Julia Fritsch berichtet:

Als Erstes gingen wir in das Jüdische Museum, dort wurde uns von dem allgemeinen Leben der Juden erzählt, so wie es heute ist und wie es früher war. Unsere Führerin hat uns den Unterschied zwischen den orthodoxen Juden, den liberalen Juden und den Juden gezeigt, die neue Ströme in die alte Religion bringen (Rekonstruktionismus.) Der Unterschied besteht darin, dass die orthodoxen Juden genau nach den Vorschriften leben, dass sie die Feiertage so feiern, wie es ihnen gelehrt wird und dreimal täglich beten. Die liberalen Juden leben zwar auch noch nach der Lehre, aber sie verbinden die heutige Zeit, mit ihren alten Bräuchen, z.B schauen sie am Samstag dem jüdischen Sabbath auch mal Bundesliga o.ä. Die Juden, die das Judentum reformieren, machen vieles nicht mehr so wie die Orthodoxen, sie beten z.B durch ein Mikrofon, was für andere Juden auf keinen Fall in Frage käme.

Dann wurde uns erklärt, wie wichtig eine Thora für die Juden ist und das nur dort der Name ihres Gottes komplett ausgeschrieben wird. Eine Thora wird nie verbrannt oder weggeworfen, wenn sie alt ist, oder zu viele Fehler hat, wird sie auf einem Jüdischen Friedhof vergraben.

Man kann auch nicht einfach Jude werden, indem man sich z.B ‚taufen lässt‘; wenn die Mutter Jüdin ist, ist die Tochter automatisch auch Jüdin, ein Junge muss erst die ‚Brit Mila‘ also die Beschneidung durchstehen, die meist acht Tage nach der Geburt vorgenommen und gefeiert wird, bevor er zum Judentum gehört. Erwachsen werden die Mädchen mit 12, für sie wird ein großes Fest gefeiert. Bei den Jungen ist das ein wenig anders, sie müssen mit 13 Jahren einen Teil aus der Thora im Gottesdienst vorlesen, dann wird auch gefeiert, nun zählen sie als erwachsen und sind für ihr Handeln selbst zuständig. Die Thora wird im Rhythmus von einem Jahr gelesen, weshalb die Jungen auch wissen, welchen Teil sie lesen müssen, sie fangen meist ein Jahr zuvor an, sich darauf vorzubereiten.

Bei der Hochzeit ist es so, dass die Männer einen Vertrag unterschreiben müssen, in dem steht, dass im Falle einer Scheidung, sie für alle Kinder der Frau sorgen müssen. Die Zeremonie muss unter einem Dach (Baldachin) stattfinden, das steht für den Schutz. Der Mann steckt der Frau den Ehering nicht, wie bei uns, an den Ringfinger, sondern an den Zeigefinger und die Frau steckt ihn sich selbst an den Ringfinger. Im Judentum sind Zwangshochzeiten verboten. Die Eheleute werden auch nicht gefragt, ob sie heiraten wollen, denn man geht davon aus, dass wenn sie vor dem Altar stehen, sie heiraten wollen. Im Judentum ist die Scheidung erlaubt, sowohl von dem Mann als auch von der Frau.

Dann wurde uns noch etwas über den Davidstern, den siebenarmigen Leuchter (Menora ->der nie angezündet wird) und von den Jüdischen Festen erzählt.

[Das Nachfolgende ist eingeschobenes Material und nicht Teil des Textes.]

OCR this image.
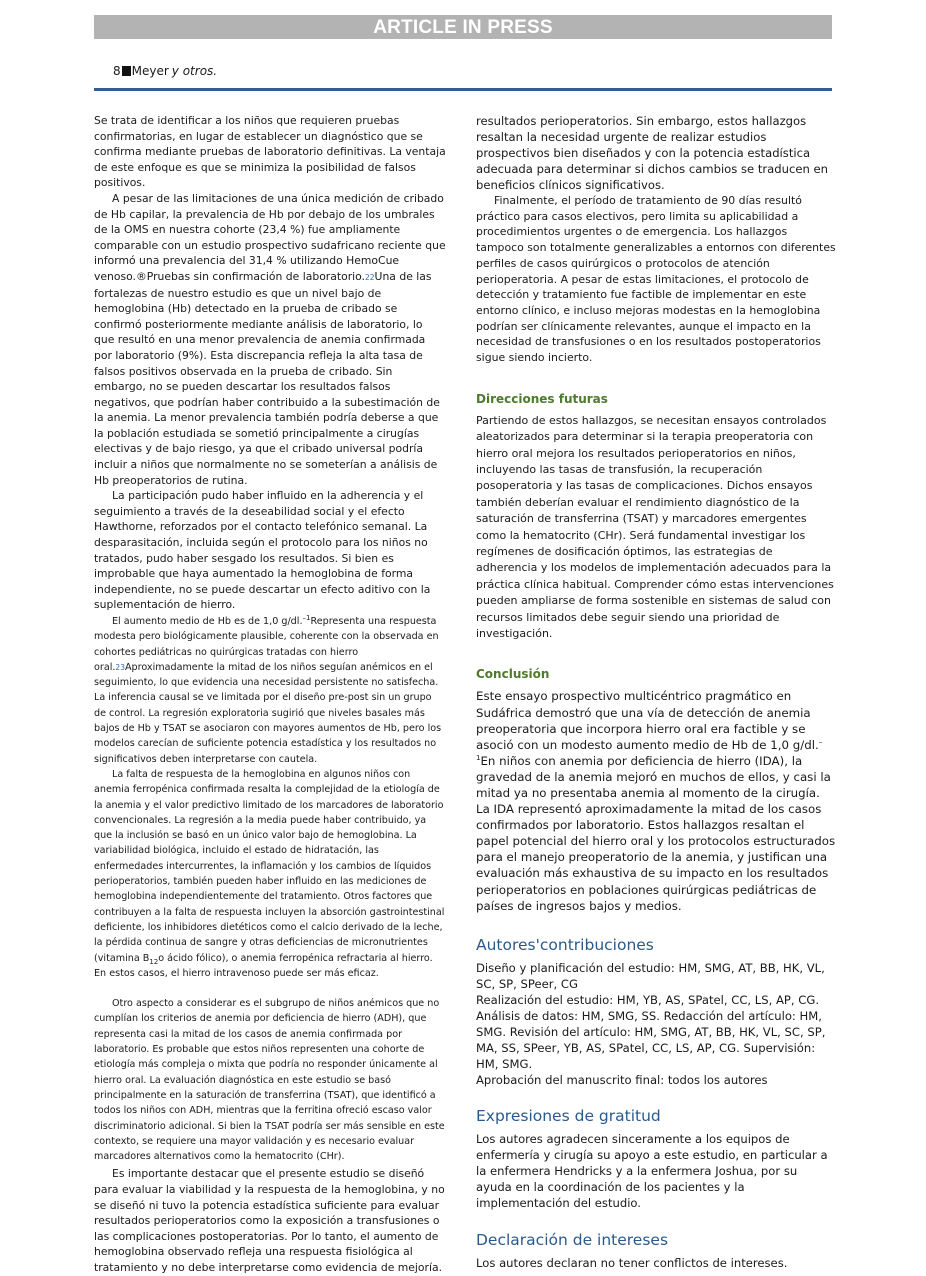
ARTICLE IN PRESS
8 Meyer y otros.

Se trata de identificar a los niños que requieren pruebas confirmatorias, en lugar de establecer un diagnóstico que se confirma mediante pruebas de laboratorio definitivas. La ventaja de este enfoque es que se minimiza la posibilidad de falsos positivos.

A pesar de las limitaciones de una única medición de cribado de Hb capilar, la prevalencia de Hb por debajo de los umbrales de la OMS en nuestra cohorte (23,4 %) fue ampliamente comparable con un estudio prospectivo sudafricano reciente que informó una prevalencia del 31,4 % utilizando HemoCue venoso.®Pruebas sin confirmación de laboratorio.22Una de las fortalezas de nuestro estudio es que un nivel bajo de hemoglobina (Hb) detectado en la prueba de cribado se confirmó posteriormente mediante análisis de laboratorio, lo que resultó en una menor prevalencia de anemia confirmada por laboratorio (9%). Esta discrepancia refleja la alta tasa de falsos positivos observada en la prueba de cribado. Sin embargo, no se pueden descartar los resultados falsos negativos, que podrían haber contribuido a la subestimación de la anemia. La menor prevalencia también podría deberse a que la población estudiada se sometió principalmente a cirugías electivas y de bajo riesgo, ya que el cribado universal podría incluir a niños que normalmente no se someterían a análisis de Hb preoperatorios de rutina.

La participación pudo haber influido en la adherencia y el seguimiento a través de la deseabilidad social y el efecto Hawthorne, reforzados por el contacto telefónico semanal. La desparasitación, incluida según el protocolo para los niños no tratados, pudo haber sesgado los resultados. Si bien es improbable que haya aumentado la hemoglobina de forma independiente, no se puede descartar un efecto aditivo con la suplementación de hierro.

El aumento medio de Hb es de 1,0 g/dl.$^{-1}$Representa una respuesta modesta pero biológicamente plausible, coherente con la observada en cohortes pediátricas no quirúrgicas tratadas con hierro oral.23Aproximadamente la mitad de los niños seguían anémicos en el seguimiento, lo que evidencia una necesidad persistente no satisfecha. La inferencia causal se ve limitada por el diseño pre-post sin un grupo de control. La regresión exploratoria sugirió que niveles basales más bajos de Hb y TSAT se asociaron con mayores aumentos de Hb, pero los modelos carecían de suficiente potencia estadística y los resultados no significativos deben interpretarse con cautela.

La falta de respuesta de la hemoglobina en algunos niños con anemia ferropénica confirmada resalta la complejidad de la etiología de la anemia y el valor predictivo limitado de los marcadores de laboratorio convencionales. La regresión a la media puede haber contribuido, ya que la inclusión se basó en un único valor bajo de hemoglobina. La variabilidad biológica, incluido el estado de hidratación, las enfermedades intercurrentes, la inflamación y los cambios de líquidos perioperatorios, también pueden haber influido en las mediciones de hemoglobina independientemente del tratamiento. Otros factores que contribuyen a la falta de respuesta incluyen la absorción gastrointestinal deficiente, los inhibidores dietéticos como el calcio derivado de la leche, la pérdida continua de sangre y otras deficiencias de micronutrientes (vitamina $B_{12}o$ ácido fólico), o anemia ferropénica refractaria al hierro. En estos casos, el hierro intravenoso puede ser más eficaz.

Otro aspecto a considerar es el subgrupo de niños anémicos que no cumplían los criterios de anemia por deficiencia de hierro (ADH), que representa casi la mitad de los casos de anemia confirmada por laboratorio. Es probable que estos niños representen una cohorte de etiología más compleja o mixta que podría no responder únicamente al hierro oral. La evaluación diagnóstica en este estudio se basó principalmente en la saturación de transferrina (TSAT), que identificó a todos los niños con ADH, mientras que la ferritina ofreció escaso valor discriminatorio adicional. Si bien la TSAT podría ser más sensible en este contexto, se requiere una mayor validación y es necesario evaluar marcadores alternativos como la hematocrito (CHr).

Es importante destacar que el presente estudio se diseñó para evaluar la viabilidad y la respuesta de la hemoglobina, y no se diseñó ni tuvo la potencia estadística suficiente para evaluar resultados perioperatorios como la exposición a transfusiones o las complicaciones postoperatorias. Por lo tanto, el aumento de hemoglobina observado refleja una respuesta fisiológica al tratamiento y no debe interpretarse como evidencia de mejoría.

resultados perioperatorios. Sin embargo, estos hallazgos resaltan la necesidad urgente de realizar estudios prospectivos bien diseñados y con la potencia estadística adecuada para determinar si dichos cambios se traducen en beneficios clínicos significativos.

Finalmente, el período de tratamiento de 90 días resultó práctico para casos electivos, pero limita su aplicabilidad a procedimientos urgentes o de emergencia. Los hallazgos tampoco son totalmente generalizables a entornos con diferentes perfiles de casos quirúrgicos o protocolos de atención perioperatoria. A pesar de estas limitaciones, el protocolo de detección y tratamiento fue factible de implementar en este entorno clínico, e incluso mejoras modestas en la hemoglobina podrían ser clínicamente relevantes, aunque el impacto en la necesidad de transfusiones o en los resultados postoperatorios sigue siendo incierto.

Direcciones futuras

Partiendo de estos hallazgos, se necesitan ensayos controlados aleatorizados para determinar si la terapia preoperatoria con hierro oral mejora los resultados perioperatorios en niños, incluyendo las tasas de transfusión, la recuperación posoperatoria y las tasas de complicaciones. Dichos ensayos también deberían evaluar el rendimiento diagnóstico de la saturación de transferrina (TSAT) y marcadores emergentes como la hematocrito (CHr). Será fundamental investigar los regímenes de dosificación óptimos, las estrategias de adherencia y los modelos de implementación adecuados para la práctica clínica habitual. Comprender cómo estas intervenciones pueden ampliarse de forma sostenible en sistemas de salud con recursos limitados debe seguir siendo una prioridad de investigación.

Conclusión

Este ensayo prospectivo multicéntrico pragmático en Sudáfrica demostró que una vía de detección de anemia preoperatoria que incorpora hierro oral era factible y se asoció con un modesto aumento medio de Hb de 1,0 g/dl.$^{-1}$En niños con anemia por deficiencia de hierro (IDA), la gravedad de la anemia mejoró en muchos de ellos, y casi la mitad ya no presentaba anemia al momento de la cirugía. La IDA representó aproximadamente la mitad de los casos confirmados por laboratorio. Estos hallazgos resaltan el papel potencial del hierro oral y los protocolos estructurados para el manejo preoperatorio de la anemia, y justifican una evaluación más exhaustiva de su impacto en los resultados perioperatorios en poblaciones quirúrgicas pediátricas de países de ingresos bajos y medios.

Autores'contribuciones

Diseño y planificación del estudio: HM, SMG, AT, BB, HK, VL, SC, SP, SPeer, CG

Realización del estudio: HM, YB, AS, SPatel, CC, LS, AP, CG. Análisis de datos: HM, SMG, SS. Redacción del artículo: HM, SMG. Revisión del artículo: HM, SMG, AT, BB, HK, VL, SC, SP, MA, SS, SPeer, YB, AS, SPatel, CC, LS, AP, CG. Supervisión: HM, SMG.

Aprobación del manuscrito final: todos los autores

Expresiones de gratitud

Los autores agradecen sinceramente a los equipos de enfermería y cirugía su apoyo a este estudio, en particular a la enfermera Hendricks y a la enfermera Joshua, por su ayuda en la coordinación de los pacientes y la implementación del estudio.

Declaración de intereses

Los autores declaran no tener conflictos de intereses.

Dann ging es in die Judengasse, bzw. in den Teil der ausgegraben wurde. Die Judengasse war ein umzäunter Teil in Frankfurt, in dem alle Juden wohnen mussten, egal ob reich oder reich, die in Frankfurt leben wollten. Da die Judengasse für 200 Juden vorgesehen war und bald über 2000 Leute darin lebten, war es dort sehr eng. Die Judengasse hatte aber ihre eigene Regierung und sie machten auch nicht alles, was die Regierung von Frankfurt und der Kaiser befohlen. Die Häuser waren teilweise nur drei Meter breit, aber dafür sehr hoch gebaut, in einem Haus lebte nicht eine Familie, sondern mehrere. An Feiertagen und der Kaiserkrönung durften die Juden nicht aus ihrer Gasse und wurden teilweise sogar eingeschlossen. Gingen sie trotzdem raus, gab es entweder Schläge oder hohe Geldstrafen. Viele Juden lebten von dem ‚Armengeld‘. Manche hatten kleine Läden in ihren Häusern. Zwar durften die Juden oft nicht raus, aber alle anderen Leute durften rein. Als Frankfurt bombardiert wurde und auch große Teile der Judengasse zerstört wurden oder wegbrannten, verteilten sie sich langsam über die ganze Stadt.

Als letztes sind wir auf den Friedhof gegangen, die Jungen mussten eine Kopfbedeckung (Kippah) tragen, da dies ein Jüdischer Brauch ist. Heute wird der Friedhof nicht mehr genutzt. Es ist auch kein Brauch, dass Gräber abgerissen werden, deshalb haben wir auch noch Grabsteine aus dem 13 Jahrhundert gesehen. Uns wurde erklärt, dass man auf jüdischen Friedhöfen nie Blumen findet, und theoretisch alle Grabsteine gleich aussehen sollten, denn nach dem Tod sind alle Menschen gleich und die lebenden sollen sich nicht an den Grabstädten erfreuen. Am Ende haben wir uns noch die Steine angeschaut, die für die Juden angebracht wurden, die im KZ während der Judenverfolgung gestorben sind. Wir haben auch eine Gedenktafel von Anne Frank gesucht, gefunden haben wir aber keinen.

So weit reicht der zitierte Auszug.